The early ’60s, when I was very young, was a time of tremendous hope for many. The president of the United States was young and seemingly vigorous; in his inaugural address he uttered a couplet that would be repeated for years: “Ask not what your country can do for you—ask what you can do for your country.” The new Pope, John XXIII, son of a sharecropper, made humbleness and equality his watchwords and sought to upend a church noted more for self-regard than charity, proclaiming, “We were all made in God’s image, and thus, we are all Godly alike.” Martin Luther King, Jr., delivered his rousing “I Have a Dream” speech during the March on Washington for Jobs and Freedom to a quarter-million people crowded onto the National Mall. For a while, young people, particularly young Irish Catholics like me, were fed a steady diet of hope: Good people were doing good things.
Learning that people have behaved in profoundly disappointing and dispiriting ways is an outward-looking form of disillusionment. Just the same, one can easily become dismayed when the lens turns inward.
Mass disillusionment followed. The president assassinated, the pope dead too early, the Vietnam War taking center stage. I remember the pervasive atmosphere of disappointment, of hopes dashed. It was my first taste of disillusionment. It would not be my last. I’ve been reading a lot about that period lately, and the up-close look at what was really going on has re-disillusioned me, if you can say that. The Camelot myth of the Kennedy era was, of course, just that. Nefarious dealings in Vietnam—propping up a corrupt regime and then looking the other way as a coup and assassination plot unfolded—easily shatter the myth of benevolence and peace. The vibrant new pope trying to reform an ossified institution was fighting a losing battle, and many children were hurt when reform never happened. In what would turn out to be his final book, Martin Luther King came to have wistful regret about
his “dream.” In many ways, it was turning into a nightmare, he said, and White America was living “a fantasy of self-deception and comfortable vanity.” Not long after, an assassin’s bullet cut him down.
Learning that people have behaved in profoundly disappointing and dispiriting ways is an outward-looking form of disillusionment. Just the same, one can easily become dismayed when the lens turns inward. I look upon so many things I did and believed in as if I’m looking at someone else, asking, How could they do that? How could they see things that way? That can’t be me. How could I have overlooked others’ pain, when it was right in front of me, so focused on my own screenplay of how great things are?

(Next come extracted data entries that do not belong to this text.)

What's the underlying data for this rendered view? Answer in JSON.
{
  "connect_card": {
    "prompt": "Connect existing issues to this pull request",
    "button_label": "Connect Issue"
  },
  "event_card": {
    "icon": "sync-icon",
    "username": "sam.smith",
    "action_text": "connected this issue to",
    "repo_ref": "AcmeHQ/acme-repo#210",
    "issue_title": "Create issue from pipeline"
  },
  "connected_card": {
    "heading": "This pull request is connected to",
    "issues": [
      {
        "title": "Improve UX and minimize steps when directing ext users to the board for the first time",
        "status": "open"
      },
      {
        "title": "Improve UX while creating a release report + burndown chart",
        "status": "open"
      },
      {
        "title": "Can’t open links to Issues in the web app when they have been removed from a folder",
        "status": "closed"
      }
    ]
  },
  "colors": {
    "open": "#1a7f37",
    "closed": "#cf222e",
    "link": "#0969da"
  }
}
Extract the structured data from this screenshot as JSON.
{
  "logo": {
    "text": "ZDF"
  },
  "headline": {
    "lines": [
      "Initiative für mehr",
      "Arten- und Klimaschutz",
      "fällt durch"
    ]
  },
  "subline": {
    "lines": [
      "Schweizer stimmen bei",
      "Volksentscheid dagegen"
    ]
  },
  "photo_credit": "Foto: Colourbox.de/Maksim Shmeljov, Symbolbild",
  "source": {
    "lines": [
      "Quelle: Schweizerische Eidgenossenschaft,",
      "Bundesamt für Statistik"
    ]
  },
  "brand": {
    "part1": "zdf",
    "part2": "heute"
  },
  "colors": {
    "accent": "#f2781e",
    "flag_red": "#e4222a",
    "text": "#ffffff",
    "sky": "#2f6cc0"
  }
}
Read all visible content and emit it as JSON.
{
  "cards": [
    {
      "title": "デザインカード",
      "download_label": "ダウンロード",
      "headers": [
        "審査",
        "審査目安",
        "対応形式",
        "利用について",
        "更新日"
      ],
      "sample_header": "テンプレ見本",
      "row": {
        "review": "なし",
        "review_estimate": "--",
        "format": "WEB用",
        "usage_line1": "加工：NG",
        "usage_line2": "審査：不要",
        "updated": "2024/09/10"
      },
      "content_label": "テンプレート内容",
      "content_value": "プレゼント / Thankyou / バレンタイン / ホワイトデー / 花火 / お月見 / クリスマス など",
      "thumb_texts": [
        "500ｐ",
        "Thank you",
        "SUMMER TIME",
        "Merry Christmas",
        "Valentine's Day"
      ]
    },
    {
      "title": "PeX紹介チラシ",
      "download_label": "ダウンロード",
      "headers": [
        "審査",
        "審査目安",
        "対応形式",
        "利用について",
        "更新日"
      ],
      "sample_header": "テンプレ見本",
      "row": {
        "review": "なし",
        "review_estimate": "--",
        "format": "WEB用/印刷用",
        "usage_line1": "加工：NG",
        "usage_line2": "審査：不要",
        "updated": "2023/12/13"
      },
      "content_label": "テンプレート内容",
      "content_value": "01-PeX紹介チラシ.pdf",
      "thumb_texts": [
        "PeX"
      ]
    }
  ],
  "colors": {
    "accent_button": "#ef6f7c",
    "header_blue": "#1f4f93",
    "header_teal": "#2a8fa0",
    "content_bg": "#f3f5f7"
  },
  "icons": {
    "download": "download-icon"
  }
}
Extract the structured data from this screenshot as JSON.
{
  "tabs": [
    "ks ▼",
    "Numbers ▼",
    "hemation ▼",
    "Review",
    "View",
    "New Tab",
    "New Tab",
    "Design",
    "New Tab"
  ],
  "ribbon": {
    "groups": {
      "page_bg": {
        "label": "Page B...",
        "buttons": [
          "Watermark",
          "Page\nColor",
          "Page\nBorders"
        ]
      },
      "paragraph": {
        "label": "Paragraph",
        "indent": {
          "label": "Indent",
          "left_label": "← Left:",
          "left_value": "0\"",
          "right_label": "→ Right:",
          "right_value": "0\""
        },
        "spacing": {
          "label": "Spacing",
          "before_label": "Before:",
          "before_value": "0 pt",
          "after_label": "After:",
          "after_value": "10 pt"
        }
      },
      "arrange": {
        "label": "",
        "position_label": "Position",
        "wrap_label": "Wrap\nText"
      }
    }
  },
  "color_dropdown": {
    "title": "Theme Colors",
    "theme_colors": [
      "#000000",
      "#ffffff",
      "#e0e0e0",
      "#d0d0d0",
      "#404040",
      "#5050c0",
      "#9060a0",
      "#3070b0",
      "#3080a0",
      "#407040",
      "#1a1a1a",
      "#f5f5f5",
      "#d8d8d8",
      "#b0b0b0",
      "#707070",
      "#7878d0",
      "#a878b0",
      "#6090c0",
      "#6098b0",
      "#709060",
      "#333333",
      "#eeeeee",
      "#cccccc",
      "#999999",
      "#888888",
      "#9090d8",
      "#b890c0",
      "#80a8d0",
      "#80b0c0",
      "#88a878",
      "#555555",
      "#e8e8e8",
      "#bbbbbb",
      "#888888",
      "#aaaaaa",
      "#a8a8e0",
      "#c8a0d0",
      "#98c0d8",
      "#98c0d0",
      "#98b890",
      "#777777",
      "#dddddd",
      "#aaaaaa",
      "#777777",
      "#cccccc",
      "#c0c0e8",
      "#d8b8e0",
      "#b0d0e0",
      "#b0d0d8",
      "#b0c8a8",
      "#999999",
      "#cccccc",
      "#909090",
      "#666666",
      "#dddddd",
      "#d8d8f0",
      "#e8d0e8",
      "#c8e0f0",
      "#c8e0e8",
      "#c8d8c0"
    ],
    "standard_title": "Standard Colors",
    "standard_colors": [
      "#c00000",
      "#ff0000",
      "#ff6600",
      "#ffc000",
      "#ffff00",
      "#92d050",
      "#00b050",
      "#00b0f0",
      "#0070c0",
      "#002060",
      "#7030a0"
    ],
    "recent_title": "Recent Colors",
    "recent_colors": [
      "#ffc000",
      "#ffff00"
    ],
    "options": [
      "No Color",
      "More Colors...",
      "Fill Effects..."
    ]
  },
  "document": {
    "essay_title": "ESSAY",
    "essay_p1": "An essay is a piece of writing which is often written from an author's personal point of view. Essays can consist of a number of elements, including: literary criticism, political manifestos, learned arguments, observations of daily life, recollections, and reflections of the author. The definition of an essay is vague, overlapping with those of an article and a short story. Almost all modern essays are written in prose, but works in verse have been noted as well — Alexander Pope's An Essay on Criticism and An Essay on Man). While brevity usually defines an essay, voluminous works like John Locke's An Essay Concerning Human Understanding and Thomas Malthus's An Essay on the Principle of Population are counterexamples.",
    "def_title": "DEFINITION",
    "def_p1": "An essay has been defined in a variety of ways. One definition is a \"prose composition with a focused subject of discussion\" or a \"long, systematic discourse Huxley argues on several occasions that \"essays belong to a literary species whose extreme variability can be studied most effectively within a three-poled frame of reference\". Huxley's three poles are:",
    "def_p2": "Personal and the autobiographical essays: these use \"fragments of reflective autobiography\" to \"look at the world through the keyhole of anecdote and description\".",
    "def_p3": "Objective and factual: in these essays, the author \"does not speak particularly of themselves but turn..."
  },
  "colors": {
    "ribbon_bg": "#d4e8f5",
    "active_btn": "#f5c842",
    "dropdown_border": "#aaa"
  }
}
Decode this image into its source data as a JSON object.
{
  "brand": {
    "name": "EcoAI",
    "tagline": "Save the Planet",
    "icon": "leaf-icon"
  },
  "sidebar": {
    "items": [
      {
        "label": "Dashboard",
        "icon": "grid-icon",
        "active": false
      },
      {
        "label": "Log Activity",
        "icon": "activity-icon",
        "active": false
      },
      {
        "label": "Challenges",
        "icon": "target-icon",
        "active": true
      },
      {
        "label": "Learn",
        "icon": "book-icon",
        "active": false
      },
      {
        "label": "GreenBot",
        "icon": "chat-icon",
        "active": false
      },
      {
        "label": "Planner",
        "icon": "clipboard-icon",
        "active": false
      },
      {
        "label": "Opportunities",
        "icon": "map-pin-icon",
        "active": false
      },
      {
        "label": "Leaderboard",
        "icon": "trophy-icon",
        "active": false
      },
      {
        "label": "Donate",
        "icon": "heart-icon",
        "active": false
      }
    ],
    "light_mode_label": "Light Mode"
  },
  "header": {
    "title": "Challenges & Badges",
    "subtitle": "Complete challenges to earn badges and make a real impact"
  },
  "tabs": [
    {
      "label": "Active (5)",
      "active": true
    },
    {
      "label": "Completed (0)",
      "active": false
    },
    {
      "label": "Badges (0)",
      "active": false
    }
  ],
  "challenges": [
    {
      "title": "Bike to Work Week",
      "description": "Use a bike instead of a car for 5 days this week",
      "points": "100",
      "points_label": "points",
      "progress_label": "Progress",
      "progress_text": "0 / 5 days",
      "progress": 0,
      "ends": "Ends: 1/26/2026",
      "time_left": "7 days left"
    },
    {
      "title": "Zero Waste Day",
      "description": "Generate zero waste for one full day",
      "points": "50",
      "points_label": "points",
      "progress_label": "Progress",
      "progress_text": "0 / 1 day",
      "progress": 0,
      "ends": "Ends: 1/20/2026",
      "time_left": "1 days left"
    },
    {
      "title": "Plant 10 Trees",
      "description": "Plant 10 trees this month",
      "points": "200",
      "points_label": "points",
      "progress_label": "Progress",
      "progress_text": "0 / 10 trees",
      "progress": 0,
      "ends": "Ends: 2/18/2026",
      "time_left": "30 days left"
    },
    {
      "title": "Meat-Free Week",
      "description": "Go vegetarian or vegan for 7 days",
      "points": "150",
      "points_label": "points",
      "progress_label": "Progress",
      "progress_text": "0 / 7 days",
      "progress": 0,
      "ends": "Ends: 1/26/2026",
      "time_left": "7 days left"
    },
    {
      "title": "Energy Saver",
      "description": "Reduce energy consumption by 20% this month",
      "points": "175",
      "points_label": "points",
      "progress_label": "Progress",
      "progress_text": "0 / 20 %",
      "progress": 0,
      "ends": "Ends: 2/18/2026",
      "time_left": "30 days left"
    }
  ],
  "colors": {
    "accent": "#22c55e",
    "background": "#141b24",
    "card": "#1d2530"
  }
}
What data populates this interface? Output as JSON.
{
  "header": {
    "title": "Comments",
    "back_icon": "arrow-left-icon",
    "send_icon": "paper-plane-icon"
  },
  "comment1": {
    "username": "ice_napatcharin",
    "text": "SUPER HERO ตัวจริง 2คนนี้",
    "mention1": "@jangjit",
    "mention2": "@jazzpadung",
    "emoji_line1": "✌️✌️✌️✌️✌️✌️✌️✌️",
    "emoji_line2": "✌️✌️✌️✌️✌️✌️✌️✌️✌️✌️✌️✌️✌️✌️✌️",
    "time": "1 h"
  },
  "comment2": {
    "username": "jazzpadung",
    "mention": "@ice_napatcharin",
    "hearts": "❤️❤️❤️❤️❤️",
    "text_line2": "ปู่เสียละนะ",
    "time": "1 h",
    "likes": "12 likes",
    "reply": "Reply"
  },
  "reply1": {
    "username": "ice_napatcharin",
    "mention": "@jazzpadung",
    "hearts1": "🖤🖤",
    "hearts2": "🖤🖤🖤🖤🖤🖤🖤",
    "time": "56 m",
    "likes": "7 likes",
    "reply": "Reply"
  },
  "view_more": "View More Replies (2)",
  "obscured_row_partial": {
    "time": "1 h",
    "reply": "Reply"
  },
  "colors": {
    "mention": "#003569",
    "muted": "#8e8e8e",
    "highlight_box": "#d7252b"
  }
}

Having our illusions stripped away is a gritty emotional experience. And yet…
Nothing to Lose But Our Illusions
Disillusion is ultimately a good thing. How could the removal of an illusion be anything but? We’re human. We use narratives that spin illusory stories to make life bearable, to get up in the morning, to live a noble lie. But they cannot last. They are flimsy dwellings, and they will fall apart, and as Pema Chödrön and many other teachers suggest, that’s good news.
When our main illusions—believing we know more than we do, that things will not change, and that what we want is what we will get—turn out to not be true, the first response may be disappointment and denial, but if we let it, the bracing fresh air of reality can help us embrace the power and joy that come from getting real.
We are afraid if we drop our illusions, we will not survive. But when we do drop our illusions, and we look around for a moment, we will realize we already have survived—this time in the real world. We might also realize that we can appreciate people, including ourselves, without having to make up a myth about them. We don’t appreciate them for the bad things they do or have done. We hold them to account. Yet we appreciate them for the possibility they have within—and that we have within—to be real. That’s a more durable kind of hope.